Sans y revenir en détail, nous serions quand même 70% à considérer qu'il y a
trop d'étrangers en France, 62% à trouver que les hommes politiques sont pour
la plupart corrompus, 58% qu'il faut prendre plus aux riches, 56% que les
chômeurs, s'ils le voulaient pourraient trouver du travail, 61 % que la
mondialisation est une menace et enfin nous serions 51% à être convaincus que
« le déclin de la France est inéluctable ».
En dehors de tous ces rejets, que nous reste t-il ?
Tout d'abord notre bon gros Etat, dans les bras duquel nous nous pelotonnons
douillettement à l'abri de tous les ennemis du monde extérieur...et intérieur.
Il nous reste également le désir d'un chef, d'un « vrai
chef » « pour remettre de l'ordre » dans tout ce
capharnaüm.
On trouve réunis dans ces résultats, tous les symptômes du populisme, avec
ses boucs émissaires, son « tous pourris », ses medias qui sont aux
ordres, son rejet de l'étranger et sa recherche de l'homme fort et
providentiel.
Bien entendu, s'en étonner et s'en déclarer outré est insuffisant. Il faut
tenter d'en comprendre les raisons et des raisons il y en a qui méritent
certainement d'être considérées autrement qu'à travers des jugements faciles,
simplistes et moralisateurs.
Je n'ai pas cette prétention, mais je ne peux m'empêcher de considérer que
se replier frileusement entre les 4 murs de sa nation est la pire des réactions
face à la crise que nous subissons.
Il y a dans tout cela comme une sorte de fatalisme morbide. Le déclin de la
France est inéluctable (51%), en conséquence il ne sert à rien de réagir,
faisons donc comme l'autruche, mettons notre tête dans le sable, un sable bien
à nous tant qu'à faire, et attendons que ça passe.
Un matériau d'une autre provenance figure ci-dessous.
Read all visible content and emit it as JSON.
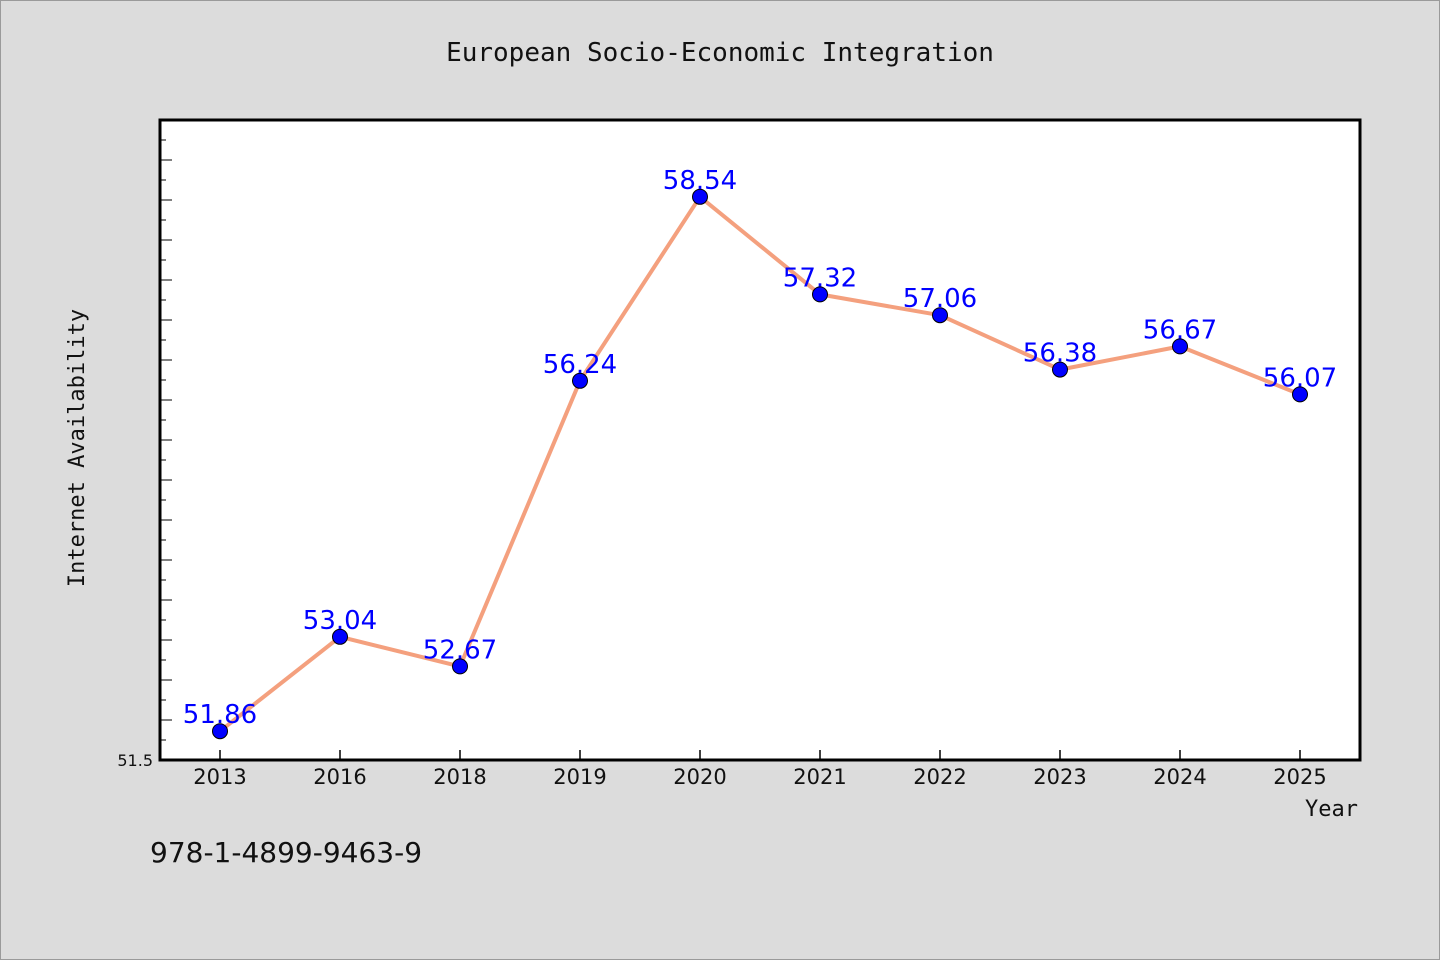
{
  "chart_data": {
    "type": "line",
    "title": "European Socio-Economic Integration",
    "xlabel": "Year",
    "ylabel": "Internet Availability",
    "categories": [
      "2013",
      "2016",
      "2018",
      "2019",
      "2020",
      "2021",
      "2022",
      "2023",
      "2024",
      "2025"
    ],
    "series": [
      {
        "values": [
          51.86,
          53.04,
          52.67,
          56.24,
          58.54,
          57.32,
          57.06,
          56.38,
          56.67,
          56.07
        ],
        "line_color": "#f4a07e",
        "marker_color": "#0000ff"
      }
    ],
    "ylim": [
      51.5,
      59.5
    ],
    "y_tick_label": "51.5",
    "grid": false,
    "legend": "none",
    "data_labels": [
      "51.86",
      "53.04",
      "52.67",
      "56.24",
      "58.54",
      "57.32",
      "57.06",
      "56.38",
      "56.67",
      "56.07"
    ]
  },
  "footer": {
    "isbn": "978-1-4899-9463-9"
  }
}
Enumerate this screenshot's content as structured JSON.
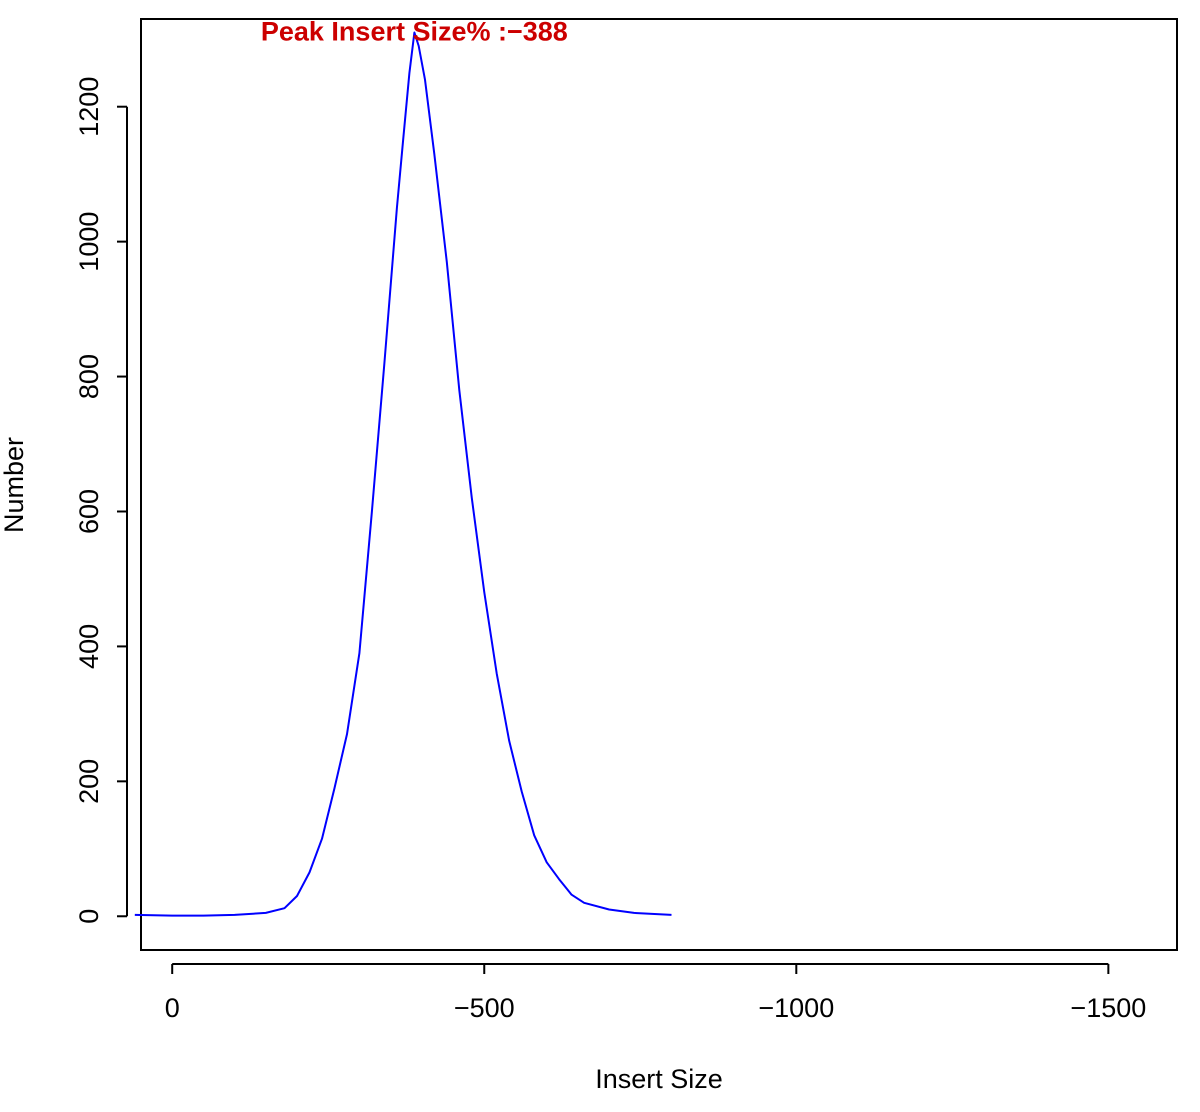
{
  "chart_data": {
    "type": "line",
    "title": "",
    "xlabel": "Insert Size",
    "ylabel": "Number",
    "xlim": [
      50,
      -1610
    ],
    "ylim": [
      -50,
      1330
    ],
    "xticks": [
      0,
      -500,
      -1000,
      -1500
    ],
    "xtick_labels": [
      "0",
      "−500",
      "−1000",
      "−1500"
    ],
    "yticks": [
      0,
      200,
      400,
      600,
      800,
      1000,
      1200
    ],
    "ytick_labels": [
      "0",
      "200",
      "400",
      "600",
      "800",
      "1000",
      "1200"
    ],
    "grid": false,
    "annotation": {
      "text": "Peak Insert Size% :−388",
      "x": -388,
      "y": 1310,
      "color": "#cc0000"
    },
    "series": [
      {
        "color": "#0000ff",
        "x": [
          60,
          0,
          -50,
          -100,
          -150,
          -180,
          -200,
          -220,
          -240,
          -260,
          -280,
          -300,
          -320,
          -340,
          -360,
          -370,
          -380,
          -388,
          -395,
          -405,
          -420,
          -440,
          -460,
          -480,
          -500,
          -520,
          -540,
          -560,
          -580,
          -600,
          -620,
          -640,
          -660,
          -700,
          -740,
          -800
        ],
        "y": [
          2,
          1,
          1,
          2,
          5,
          12,
          30,
          65,
          115,
          190,
          270,
          390,
          600,
          820,
          1050,
          1150,
          1250,
          1310,
          1290,
          1240,
          1130,
          970,
          780,
          620,
          480,
          360,
          260,
          185,
          120,
          80,
          55,
          32,
          20,
          10,
          5,
          2
        ]
      }
    ]
  }
}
Hasard du calendrier comme aurait dit un journaliste, presque simultanément
à la publication de cette enquête, douze écrivains européens constatant partout
en Europe la même montée du populisme, appellent à réagir d'urgence. Dans une
tribune publiée également par le Monde et d'autres journaux européens, ils
prônent l'union politique européenne, seul moyen selon eux de contrecarrer la
« montée de ces populismes, de ces chauvinismes, de ces idéologies
d'exclusion et de haine ».
Cette tribune rejoint l'avis de beaucoup d'économistes, de politiques et
d'intellectuels pour lesquels, l'intégration européenne voire le fédéralisme
sont les seuls moyens d'empêcher l'Europe de tomber dans le déclin économique,
politique, culturel et social.
Quelle contradiction avec l'opinion des peuples lorsqu'on voit que 65 % de
français considèrent, qu'au contraire, il faut « renforcer les pouvoirs de
décision de notre pays, même si cela doit conduire à limiter ceux de
l'Europe » !
Il y a clairement un écart entre la volonté des élus de sortir l'Europe du
bourbier dans lequel elle s'est enlisée depuis le traité de Nice et
l'élargissement, et le sentiment de défiance des populations vis-à-vis de
celle-ci.
Difficile d'expliquer ce phénomène et je ne m'y hasarderai d'autant moins
que d'un pays à l'autre les raisons de cette défiance peuvent être différentes
comme l'ont été celles des français et des néerlandais pourtant d'accord pour
voter « non » au traité constitutionnel en 2005.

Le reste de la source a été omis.